Single-shot error correction of three-dimensional homological product codes

TL;DR

This paper introduces a new framework called confinement for quantum codes, proves its sufficiency for single-shot error correction, and demonstrates high thresholds in 3D homological product codes through simulations.

Contribution

It establishes confinement as a key concept for single-shot decoding and applies it to 3D homological product codes, achieving the highest known single-shot thresholds.

Findings

3D homological product codes exhibit confinement in their X-components.

Monte Carlo simulations show thresholds of approximately 3.08% and 2.90%.

Numerical evidence supports single-shot protection for local stochastic phase-flip noise.

Abstract

Single-shot error correction corrects data noise using only a single round of noisy measurements on the data qubits, removing the need for intensive measurement repetition.
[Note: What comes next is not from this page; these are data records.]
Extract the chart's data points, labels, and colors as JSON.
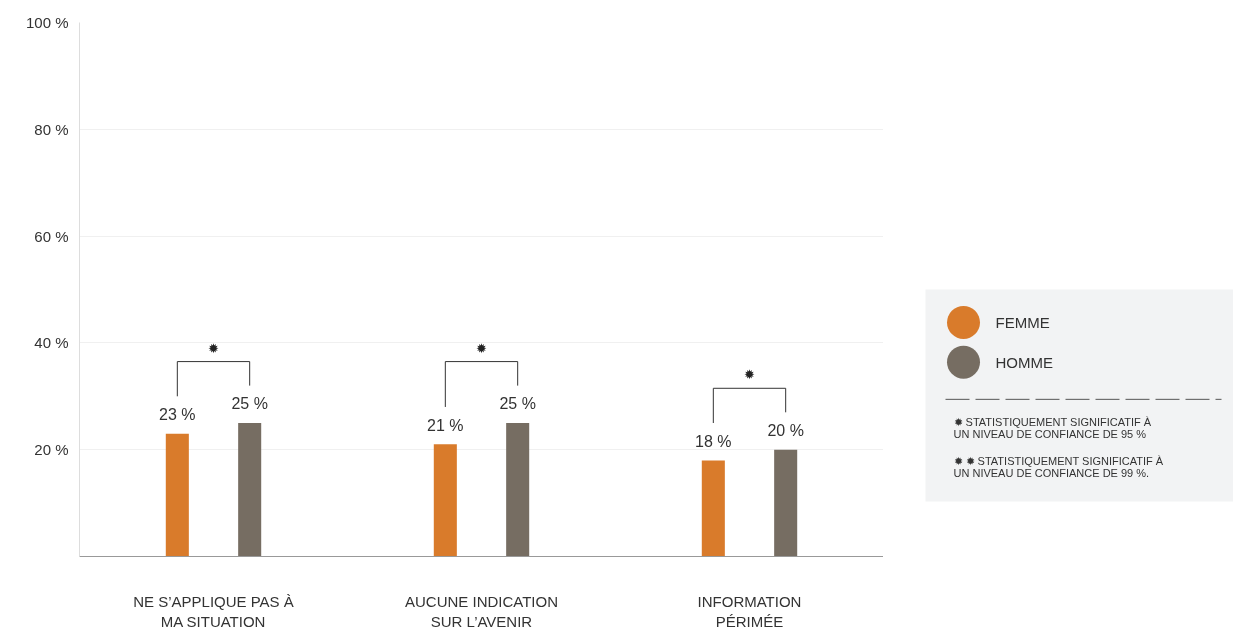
{
  "chart_data": {
    "type": "bar",
    "categories": [
      "NE S’APPLIQUE PAS À\nMA SITUATION",
      "AUCUNE INDICATION\nSUR L’AVENIR",
      "INFORMATION\nPÉRIMÉE"
    ],
    "series": [
      {
        "name": "FEMME",
        "color": "#d97b2b",
        "values": [
          23,
          21,
          18
        ],
        "value_labels": [
          "23 %",
          "21 %",
          "18 %"
        ]
      },
      {
        "name": "HOMME",
        "color": "#766d62",
        "values": [
          25,
          25,
          20
        ],
        "value_labels": [
          "25 %",
          "25 %",
          "20 %"
        ]
      }
    ],
    "ylim": [
      0,
      100
    ],
    "yticks": [
      {
        "value": 20,
        "label": "20 %"
      },
      {
        "value": 40,
        "label": "40 %"
      },
      {
        "value": 60,
        "label": "60 %"
      },
      {
        "value": 80,
        "label": "80 %"
      },
      {
        "value": 100,
        "label": "100 %"
      }
    ],
    "grid": "y",
    "legend": "right",
    "annotations": [
      "✹",
      "✹",
      "✹",
      "✹      STATISTIQUEMENT SIGNIFICATIF À\n          UN NIVEAU DE CONFIANCE DE 95 %",
      "✹ ✹   STATISTIQUEMENT SIGNIFICATIF À\n          UN NIVEAU DE CONFIANCE DE 99 %."
    ]
  }
}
We introduce a general concept of confinement for quantum codes, which roughly stipulates qubit errors cannot grow without triggering more measurement syndromes. We prove confinement is sufficient for single-shot decoding of adversarial errors and linear confinement is sufficient for single-shot decoding of local stochastic errors. Further to this, we prove that all three-dimensional homological product codes exhibit confinement in their $X$-components and are therefore single-shot for adversarial phase-flip noise. For local stochastic phase-flip noise, we numerically explore these codes and again find evidence of single-shot protection. Our Monte Carlo simulations indicate sustainable thresholds of $3.08(4)\%$ and $2.90(2)\%$ for 3D surface and toric codes respectively, the highest observed single-shot thresholds to date. To demonstrate single-shot error correction beyond the class of topological codes, we also run simulations on a randomly constructed 3D homological product code.